So, a bit of armchair psychology.
At this stage of a million new skills being learnt every week, little toddlers almost universally want to please their mums. That's why I mention doing lots of independent movement and instruction following during the day - to develop that pattern of:
Instruction > you pause with expectant (happy) face > instruction followed > total independence of movement > big smiles, cheers, praise and cuddles from mummy.
Children are not born with negative behavioural issues like defiance - these are learnt. And at 18 months, it's too early to have learnt it. They are learnt by repetition if finding that defiant behaviour gets the result they want. You are aiming yo teach the opposite, the positive version. Following instructions means Mummy is very pleased with you, toddler loves that praise so the feedback loop begins.
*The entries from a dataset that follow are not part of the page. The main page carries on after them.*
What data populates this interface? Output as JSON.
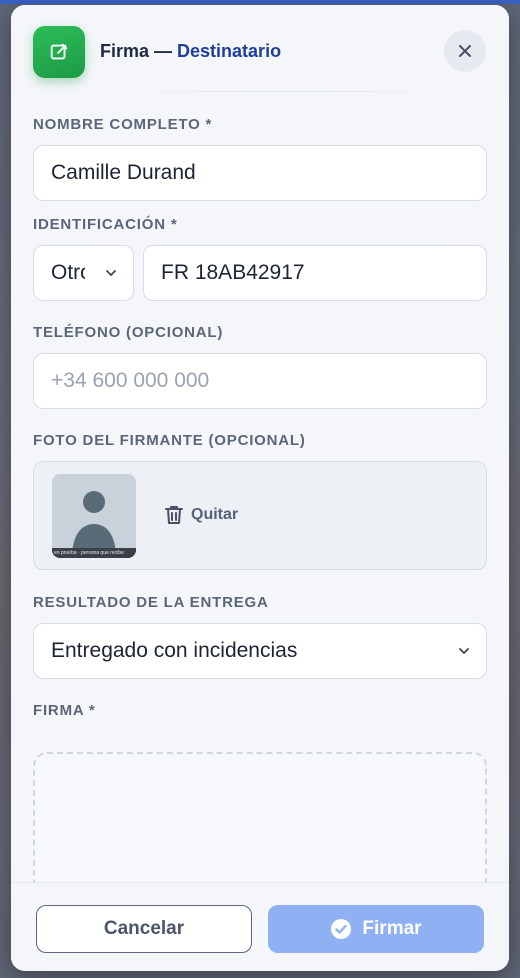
{
  "header": {
    "title_prefix": "Firma — ",
    "title_accent": "Destinatario",
    "app_icon": "edit-square-icon",
    "close_icon": "close-icon"
  },
  "form": {
    "full_name": {
      "label": "NOMBRE COMPLETO *",
      "value": "Camille Durand"
    },
    "identification": {
      "label": "IDENTIFICACIÓN *",
      "type_value": "Otro",
      "number_value": "FR 18AB42917"
    },
    "phone": {
      "label": "TELÉFONO (OPCIONAL)",
      "placeholder": "+34 600 000 000",
      "value": ""
    },
    "photo": {
      "label": "FOTO DEL FIRMANTE (OPCIONAL)",
      "thumb_caption": "en prueba · persona que recibe",
      "remove_label": "Quitar",
      "remove_icon": "trash-icon"
    },
    "delivery_result": {
      "label": "RESULTADO DE LA ENTREGA",
      "value": "Entregado con incidencias"
    },
    "signature": {
      "label": "FIRMA *"
    }
  },
  "footer": {
    "cancel_label": "Cancelar",
    "sign_label": "Firmar",
    "sign_icon": "check-circle-icon"
  },
  "colors": {
    "accent": "#1f3f9a",
    "brand_green": "#22a94e",
    "primary_disabled": "#8fb0f2"
  }
}
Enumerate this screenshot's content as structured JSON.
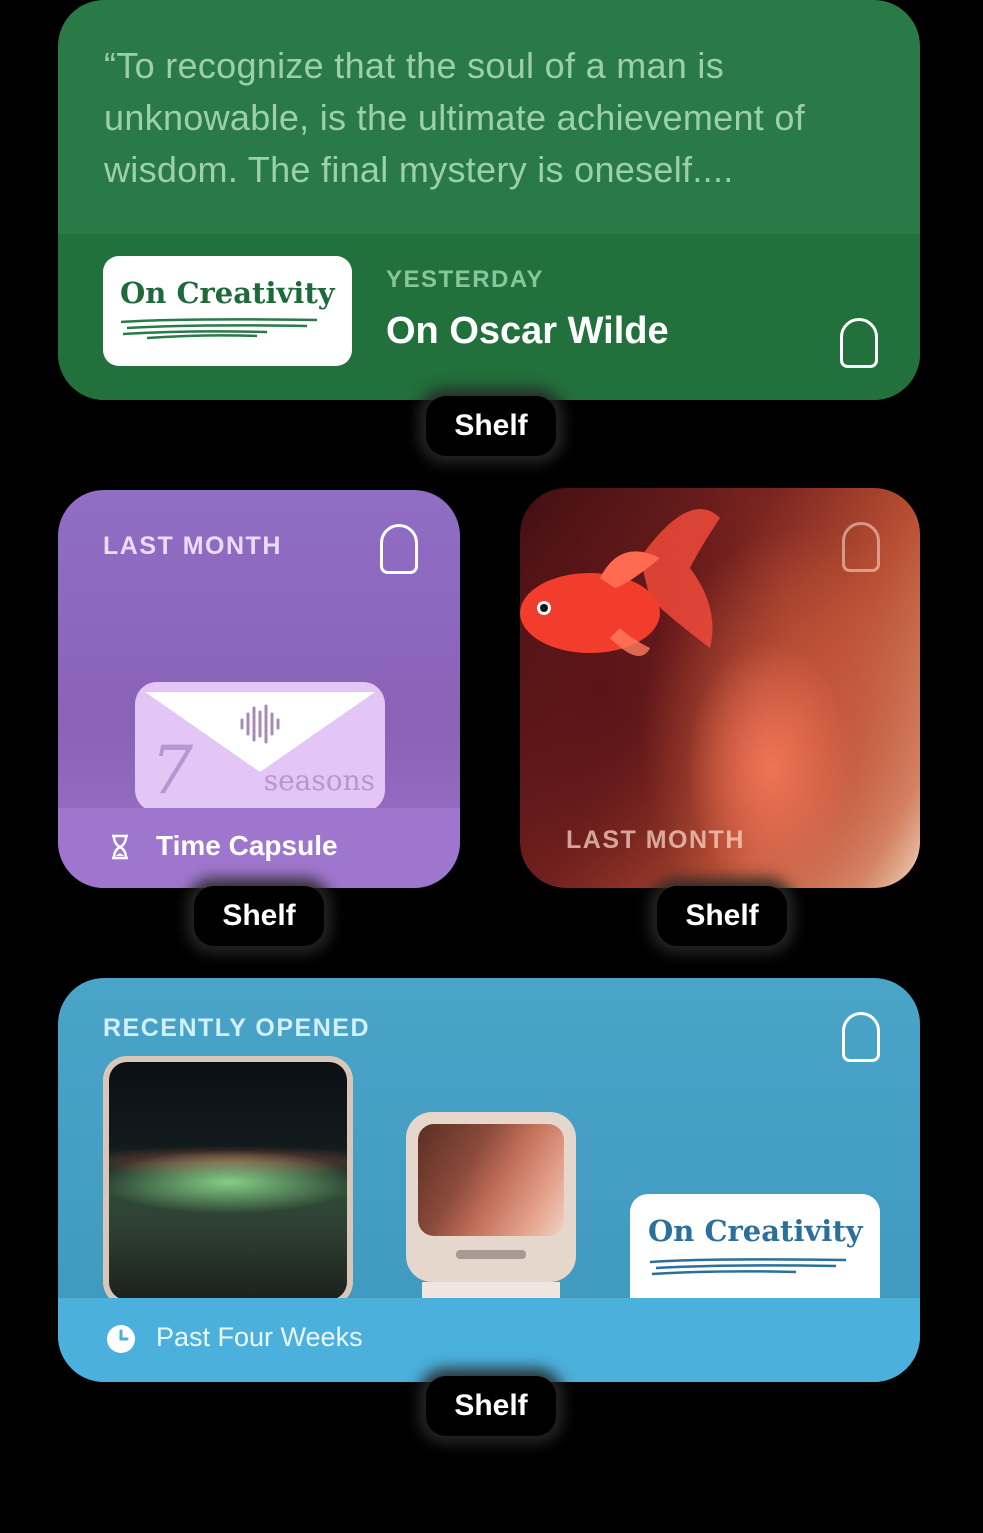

I would use facial expression a lot. For example:
- normal pre-sleep routine. Say milk downstairs, upstairs for night clothes, cuddle and story in bedroom...
- Put into cot stood up (every single time, never ever lie him down)
- tap matters, say lie down
- Swap to "No! It's sleep time now, we lie down to sleep. Lie. Down." Tap matress
- . Give him time to decide to follow the instruction.
- When he does, as soon as he starts making a movement towards it, immediately change to . Lots of positive reinforcement, praise.
- Hand on chest to settle him once he does lie down. Keep the positive, compassionate, expression with eye contact.
If he was to continue to not lie down, I'd roll back the routine. So out if the cot, straight onto the floor. Bend down to his eye level - sturn face, repeat your "No! It's sleep time now, we lie down to sleep. You must lie down". Change to a positive facial expression and say ok, well try again.
Start again. Into cot stood up, tap mattress, tell to lie down, positive expectant facial expression, wait.
If that's not happening, roll back further. Maybe go back to cuddling with a story in his room in order to calm him down and reset the positivity. Read until he's calm and start again. But do the same - into cot stood up, tap matters, tell him to lie down.
It's a case of having very firm boundaries on this. You will expect him to lie down at bedtime. You are not forcing him to sleep but you are expecting him to lie down and stay lying down.
It's the tough bit of parenting. Essentially the same sorts of things you do with the Terrible Twos and Threenager tantrums - you set certain boundaries that are hard boundaries and not negotiable. DC may try to push against them but you stay firm. Pretty quickly DC accepts that your way is the only option on this one.